Jezri Mohideen and Steve Ashley are the new hot hirers in crypto
Two decades ago, if you worked in rates trading in the City of London, there was one person to work for: Steve Ashley at RBS. When Ashley left for Nomura in 2005, there was another person at the top of the RBS rates business: Jezri Mohideen.
Mohideen followed Ashley to Nomura in 2018 and together the two men helped build Nomura's macro trading business. Now, the City's two biggest rates traders are doing something different again: it emerged today that Ashley is leaving Nomura to join Laser Digital Holdings AG, a Swiss-based Nomura subsidiary focused on digital assets trading and investing, where Mohideen is the CEO.
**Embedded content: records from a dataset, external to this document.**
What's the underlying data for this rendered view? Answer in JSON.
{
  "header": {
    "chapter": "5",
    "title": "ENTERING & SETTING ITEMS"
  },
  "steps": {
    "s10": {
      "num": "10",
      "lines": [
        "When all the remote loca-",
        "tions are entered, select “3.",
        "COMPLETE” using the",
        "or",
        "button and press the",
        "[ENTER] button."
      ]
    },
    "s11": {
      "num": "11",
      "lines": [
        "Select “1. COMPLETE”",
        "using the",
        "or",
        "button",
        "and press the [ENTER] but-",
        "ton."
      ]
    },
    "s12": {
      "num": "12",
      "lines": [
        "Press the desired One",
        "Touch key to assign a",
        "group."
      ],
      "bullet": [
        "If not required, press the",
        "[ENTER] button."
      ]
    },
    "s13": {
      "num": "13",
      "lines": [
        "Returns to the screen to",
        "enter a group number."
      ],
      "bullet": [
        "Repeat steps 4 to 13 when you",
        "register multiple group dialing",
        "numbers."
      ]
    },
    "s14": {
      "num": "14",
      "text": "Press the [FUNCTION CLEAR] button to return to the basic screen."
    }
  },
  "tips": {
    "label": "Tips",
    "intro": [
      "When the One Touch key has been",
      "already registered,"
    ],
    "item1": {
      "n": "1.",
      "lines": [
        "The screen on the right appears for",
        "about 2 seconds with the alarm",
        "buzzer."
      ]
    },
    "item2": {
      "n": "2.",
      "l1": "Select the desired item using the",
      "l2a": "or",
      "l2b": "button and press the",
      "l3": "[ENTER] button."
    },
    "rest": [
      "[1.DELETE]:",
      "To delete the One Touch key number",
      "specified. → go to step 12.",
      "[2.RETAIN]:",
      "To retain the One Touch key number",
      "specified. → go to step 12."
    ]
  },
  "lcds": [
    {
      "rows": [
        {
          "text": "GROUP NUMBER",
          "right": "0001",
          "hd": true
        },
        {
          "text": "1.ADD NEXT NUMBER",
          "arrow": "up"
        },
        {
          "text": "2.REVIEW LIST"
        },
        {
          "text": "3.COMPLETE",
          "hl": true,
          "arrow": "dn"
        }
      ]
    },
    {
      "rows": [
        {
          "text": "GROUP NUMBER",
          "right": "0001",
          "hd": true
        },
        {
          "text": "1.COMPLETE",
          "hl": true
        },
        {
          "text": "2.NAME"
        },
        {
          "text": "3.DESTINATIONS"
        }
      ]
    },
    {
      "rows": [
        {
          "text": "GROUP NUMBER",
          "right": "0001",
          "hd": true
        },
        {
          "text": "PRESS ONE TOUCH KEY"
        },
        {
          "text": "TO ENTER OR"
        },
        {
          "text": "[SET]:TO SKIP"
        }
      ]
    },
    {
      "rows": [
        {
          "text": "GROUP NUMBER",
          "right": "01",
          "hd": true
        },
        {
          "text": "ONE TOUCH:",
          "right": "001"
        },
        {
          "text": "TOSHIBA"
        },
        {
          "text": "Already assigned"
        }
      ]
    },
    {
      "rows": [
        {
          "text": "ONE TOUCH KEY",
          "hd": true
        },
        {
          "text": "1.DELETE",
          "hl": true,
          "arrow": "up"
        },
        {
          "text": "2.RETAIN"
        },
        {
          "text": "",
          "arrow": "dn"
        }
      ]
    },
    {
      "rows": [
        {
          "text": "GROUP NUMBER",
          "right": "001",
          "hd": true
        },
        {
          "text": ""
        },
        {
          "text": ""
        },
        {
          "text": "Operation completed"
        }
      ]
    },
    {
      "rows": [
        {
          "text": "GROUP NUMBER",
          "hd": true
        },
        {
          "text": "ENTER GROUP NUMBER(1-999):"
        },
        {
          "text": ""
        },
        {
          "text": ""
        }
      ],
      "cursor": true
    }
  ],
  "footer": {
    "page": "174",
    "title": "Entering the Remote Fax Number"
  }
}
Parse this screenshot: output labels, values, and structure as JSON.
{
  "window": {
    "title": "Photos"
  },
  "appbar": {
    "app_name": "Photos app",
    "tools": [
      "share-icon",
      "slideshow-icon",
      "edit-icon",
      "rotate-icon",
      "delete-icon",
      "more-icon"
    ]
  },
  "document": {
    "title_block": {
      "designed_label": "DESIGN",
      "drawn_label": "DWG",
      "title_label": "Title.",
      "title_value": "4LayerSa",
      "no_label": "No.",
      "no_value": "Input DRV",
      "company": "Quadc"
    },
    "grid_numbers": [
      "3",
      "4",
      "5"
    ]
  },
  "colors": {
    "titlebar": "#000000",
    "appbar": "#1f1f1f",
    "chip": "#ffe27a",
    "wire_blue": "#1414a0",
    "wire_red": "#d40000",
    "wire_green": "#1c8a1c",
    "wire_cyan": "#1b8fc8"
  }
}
While Nomura is doubling down on crypto, headhunters say digital assets hiring at other banks has quietened down. Citi is advertising 29 jobs, including for a blockchain data scientist, but it already has nearly 74 people working across digital assets according to LinkedIn, suggesting the 100-person team run by Vasant Viswanathan and Shobhit Maini might be nearly full. Goldman Sachs has no jobs mentioning blockchain or crypto right now. JPMorgan is still hiring blockchain engineers for its Onyx platform, but has far fewer than the 99 jobs it was advertising this time last year. "The crypto vibe isn't good at the moment," says one headhunter.
At Nomura, meanwhile, sources say that Mohideen has been slowly amassing a team this year, of which Ashley is only the latest addition. Benjamin Stephens joined from blockchain firm Globacap in June 2022, having previously spent nearly nine years as head of product management at Instinet. Olivier Dang, a former head of strategy for Asia at Nomura is COO. Robert Karlsson, the former head of EMEA low latency technology at Instinet, is also understood to have joined recently. Dang, at least, is already in Switzerland.
With Laser Digital Holdings now a subsidiary in its own right, further hires are expected. The company is focused on investing across DeFi, centralized finance (CeFi), web3 and blockchain infrastructure. Writing last week, Olivier Dang noted that Nomura CEO Kentaro Okuda referred to the bank's digital assets strategy as a key pillar in its global strategy. "Time to build!," said Dang.